Carlisle got the startup money she needed to buy a truck through a fellowship program run by the Farmer-Veteran Coalition, a national organization that supports aspiring agriculturalists who have served in the Armed Forces.

Production manager Emily Finkel, left, and Acta Non Verba: Youth Urban Farm Project Executive Director Kelly Carlisle are photographed on a quarter-acre
Production manager Emily Finkel, left, and Acta Non Verba: Youth Urban Farm Project Executive Director Kelly Carlisle are photographed on a quarter-acre garden at Tassafaronga Park in Oakland on June 27, 2014. (Ray Chavez/Bay Area News Group)

The coalition introduced her to the Women's Farmer Veteran Network, a critical step.

As a novice, Carlisle relies on the network of women for advice about everything from her business plan to marketing ideas and answers to questions about why the bees in the garden are buzzing outside the hive.

In October, nine of the women will travel as delegates to the Slow Food International Terra Madre conference in Turin, Italy, often described as the "Olympics of food." Two of the women are disabled veterans.

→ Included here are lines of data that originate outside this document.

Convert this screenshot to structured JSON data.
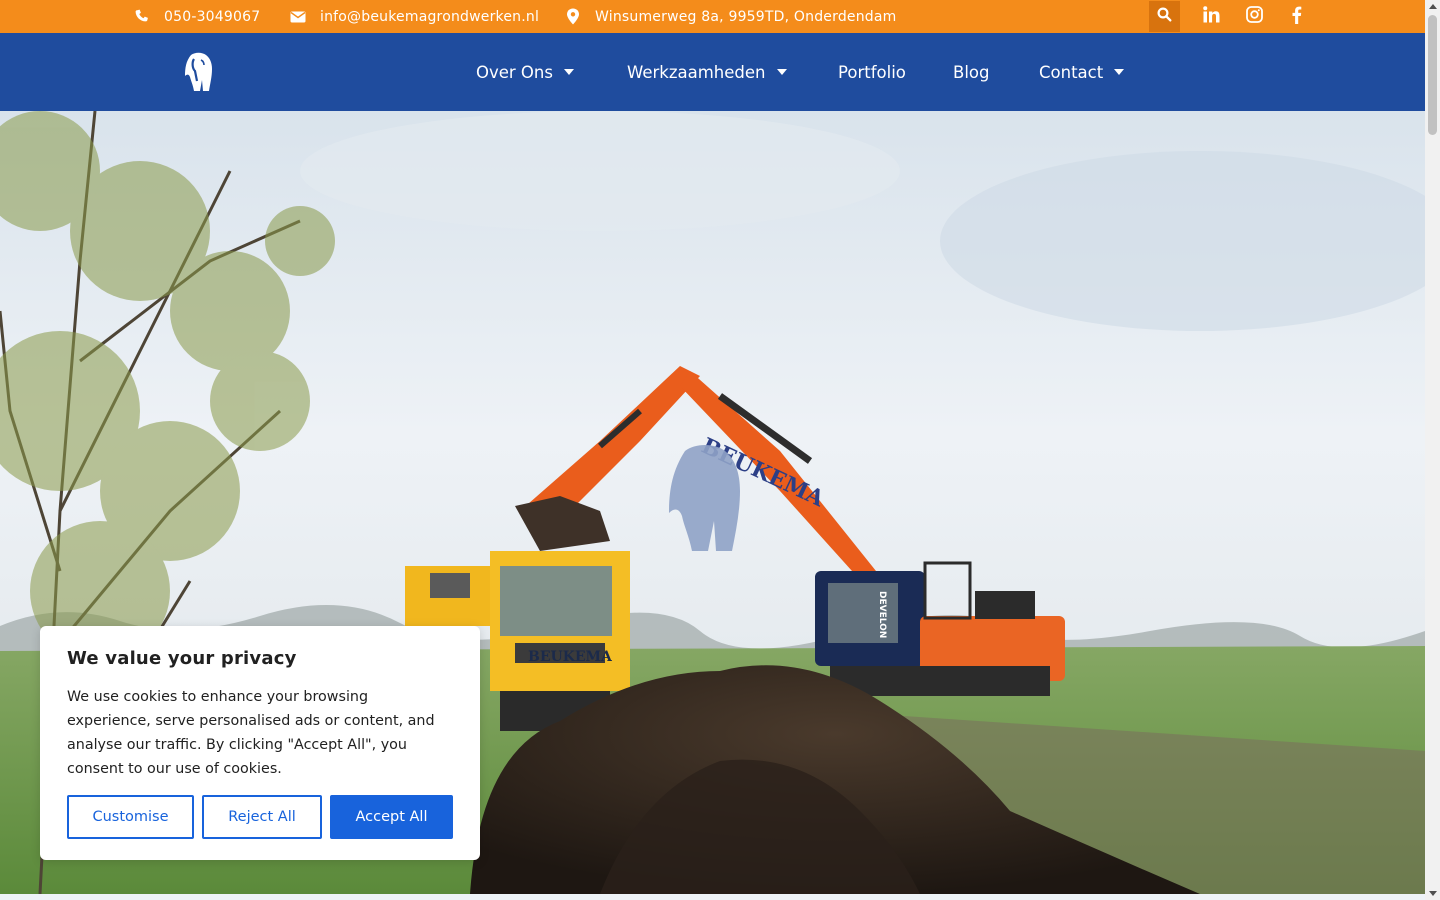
{
  "topbar": {
    "phone": "050-3049067",
    "email": "info@beukemagrondwerken.nl",
    "address": "Winsumerweg 8a, 9959TD, Onderdendam",
    "icons": {
      "phone": "phone-icon",
      "email": "envelope-icon",
      "address": "map-pin-icon",
      "search": "search-icon",
      "linkedin": "linkedin-icon",
      "instagram": "instagram-icon",
      "facebook": "facebook-icon"
    },
    "color": "#f48c1b"
  },
  "nav": {
    "color": "#1f4c9e",
    "items": [
      {
        "label": "Over Ons",
        "dropdown": true
      },
      {
        "label": "Werkzaamheden",
        "dropdown": true
      },
      {
        "label": "Portfolio",
        "dropdown": false
      },
      {
        "label": "Blog",
        "dropdown": false
      },
      {
        "label": "Contact",
        "dropdown": true
      }
    ]
  },
  "hero": {
    "machine_text_main": "BEUKEMA",
    "machine_text_truck": "BEUKEMA",
    "cab_text": "DEVELON"
  },
  "cookie": {
    "title": "We value your privacy",
    "body": "We use cookies to enhance your browsing experience, serve personalised ads or content, and analyse our traffic. By clicking \"Accept All\", you consent to our use of cookies.",
    "buttons": {
      "customise": "Customise",
      "reject": "Reject All",
      "accept": "Accept All"
    },
    "accent": "#1863dc"
  }
}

"They're great women with great vision," Carlisle said. Some of the women are combat veterans, others, like Carlisle are not. But all of them, she said, have "found some measure of salvation through agriculture."

Their mission in Italy will be peace promotion through agriculture. They're still collecting donations to pay their way.

"People have found their humanity and the humanity of others through growing food," Carlisle said. "Farming brought them closer to their true self."

When she leaves for Italy, Carlisle will be carrying something from the children: an heirloom tomato variety called the Berkeley Tie Dye.